Guglielmo Poletti invece si rifà dichiaratamente a Maarten Van Severen e alla sua sedia Mvs Cn per Lensvelt (poi rieditata da Vitra) per il tavolo MM8 in alluminio disegnato per Desalto: un lavoro nato come commissione per un cliente privato, poi industrializzato.
L’alluminio è la base su cui alcuni marchi hanno modellato la propria produzione come Rimadesio (insieme al vetro): lo si vede nei bestseller come la cabina armadio Zenit e le porte scorrevoli Stripe.
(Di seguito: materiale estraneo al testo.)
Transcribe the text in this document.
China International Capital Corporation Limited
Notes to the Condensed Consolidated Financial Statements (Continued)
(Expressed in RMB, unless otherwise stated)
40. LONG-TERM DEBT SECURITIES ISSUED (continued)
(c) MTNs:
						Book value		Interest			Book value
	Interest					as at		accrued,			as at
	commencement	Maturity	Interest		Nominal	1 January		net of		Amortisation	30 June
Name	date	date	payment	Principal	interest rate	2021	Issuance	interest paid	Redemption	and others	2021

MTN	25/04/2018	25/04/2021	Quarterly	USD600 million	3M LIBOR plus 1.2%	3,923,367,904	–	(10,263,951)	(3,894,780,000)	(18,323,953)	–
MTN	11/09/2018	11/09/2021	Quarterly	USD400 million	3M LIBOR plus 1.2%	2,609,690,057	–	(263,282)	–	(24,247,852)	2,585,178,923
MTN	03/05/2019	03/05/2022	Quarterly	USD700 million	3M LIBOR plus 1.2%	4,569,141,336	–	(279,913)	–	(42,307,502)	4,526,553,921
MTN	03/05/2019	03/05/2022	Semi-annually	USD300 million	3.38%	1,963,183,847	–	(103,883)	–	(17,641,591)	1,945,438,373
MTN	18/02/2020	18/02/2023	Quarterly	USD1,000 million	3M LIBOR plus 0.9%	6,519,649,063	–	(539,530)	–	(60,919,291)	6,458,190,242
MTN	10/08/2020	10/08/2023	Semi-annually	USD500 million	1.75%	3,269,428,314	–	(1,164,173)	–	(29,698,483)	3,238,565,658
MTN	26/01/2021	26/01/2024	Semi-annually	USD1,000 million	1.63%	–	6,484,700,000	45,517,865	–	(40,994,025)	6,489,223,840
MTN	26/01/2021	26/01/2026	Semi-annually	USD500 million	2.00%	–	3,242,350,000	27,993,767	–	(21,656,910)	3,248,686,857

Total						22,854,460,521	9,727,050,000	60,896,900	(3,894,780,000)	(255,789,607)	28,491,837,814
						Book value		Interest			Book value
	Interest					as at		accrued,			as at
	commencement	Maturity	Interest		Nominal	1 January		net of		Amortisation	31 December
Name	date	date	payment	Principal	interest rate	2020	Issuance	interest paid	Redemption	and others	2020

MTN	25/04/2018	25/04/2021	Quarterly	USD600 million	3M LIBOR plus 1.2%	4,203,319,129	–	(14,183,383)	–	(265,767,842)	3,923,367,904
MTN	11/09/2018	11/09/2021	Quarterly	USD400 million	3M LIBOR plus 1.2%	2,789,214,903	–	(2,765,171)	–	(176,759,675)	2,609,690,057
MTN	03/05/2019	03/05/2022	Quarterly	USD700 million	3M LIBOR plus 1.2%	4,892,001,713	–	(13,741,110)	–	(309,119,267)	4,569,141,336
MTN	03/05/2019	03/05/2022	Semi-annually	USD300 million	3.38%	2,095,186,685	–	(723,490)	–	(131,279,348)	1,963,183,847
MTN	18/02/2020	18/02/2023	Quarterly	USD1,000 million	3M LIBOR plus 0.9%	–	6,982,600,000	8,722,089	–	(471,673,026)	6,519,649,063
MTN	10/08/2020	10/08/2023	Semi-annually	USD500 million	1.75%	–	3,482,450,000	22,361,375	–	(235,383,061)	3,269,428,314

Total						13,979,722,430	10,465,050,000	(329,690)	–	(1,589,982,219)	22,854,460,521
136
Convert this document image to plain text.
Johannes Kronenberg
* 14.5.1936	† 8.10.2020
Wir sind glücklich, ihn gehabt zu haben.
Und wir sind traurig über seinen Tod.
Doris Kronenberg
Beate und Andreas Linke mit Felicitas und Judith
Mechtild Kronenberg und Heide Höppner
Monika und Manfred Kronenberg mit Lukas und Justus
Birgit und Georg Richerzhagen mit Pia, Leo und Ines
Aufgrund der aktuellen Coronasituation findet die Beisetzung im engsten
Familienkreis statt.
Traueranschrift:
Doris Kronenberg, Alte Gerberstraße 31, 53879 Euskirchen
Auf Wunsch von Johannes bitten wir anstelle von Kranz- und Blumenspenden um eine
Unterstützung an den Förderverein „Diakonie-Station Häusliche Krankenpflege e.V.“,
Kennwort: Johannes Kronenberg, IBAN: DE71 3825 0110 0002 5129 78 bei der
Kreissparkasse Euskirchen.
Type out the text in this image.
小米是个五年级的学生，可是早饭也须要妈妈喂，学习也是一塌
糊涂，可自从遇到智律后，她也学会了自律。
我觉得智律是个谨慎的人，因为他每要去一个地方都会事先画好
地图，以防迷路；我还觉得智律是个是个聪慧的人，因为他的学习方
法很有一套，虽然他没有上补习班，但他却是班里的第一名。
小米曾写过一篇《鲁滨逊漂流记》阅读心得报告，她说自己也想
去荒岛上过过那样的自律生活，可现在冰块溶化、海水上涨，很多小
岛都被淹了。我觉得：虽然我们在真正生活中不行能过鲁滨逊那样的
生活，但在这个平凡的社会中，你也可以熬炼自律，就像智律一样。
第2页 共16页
O l’americana Emeco, nata insieme all’iconica Navy Chair prodotta per la Marina: ha realizzato numerose variazioni sul tema, per esempio la 1 Inch Collection disegnata da Jasper Morrison che comprende sedie e sgabelli impilabili monoblocco o con tubolare quadrato in alluminio e altri materiali. In entrambi i casi, grazie alla sua capacità di essere riciclato, l’alluminio ha contribuito alla vocazione sostenibile delle due aziende. Knoll lo ha usato per reinterpretare le sedie cantilever di Mies van der Rohe nel progetto Newson Aluminium Chair di Marc Newson. Il duo belga Muller Van Severen lo ha trasformato in tubi che posti uno accanto all’altro danno vita a cabinet, panchine e sedie nella serie Alltubes appena presentata alla Collectible Design Fair che si chiude oggi a Bruxelles.
La fiera del design da collezione ha offerto più di uno spunto per l’utilizzo dell’alluminio: lo studio canadese Barbeau Desrosiers ha presentato la panchina, il tavolino e i vasi della serie 6000 realizzati con gli scarti dei profilati in alluminio delle aziende locali. Nicolas Erauw ha portato gli sgabelli T-008 e T-009 in alluminio colato, mentre Sigve Knutson per Side Gallery lo ha martellato fino a dargli una forma nella seduta Lost Aluminium.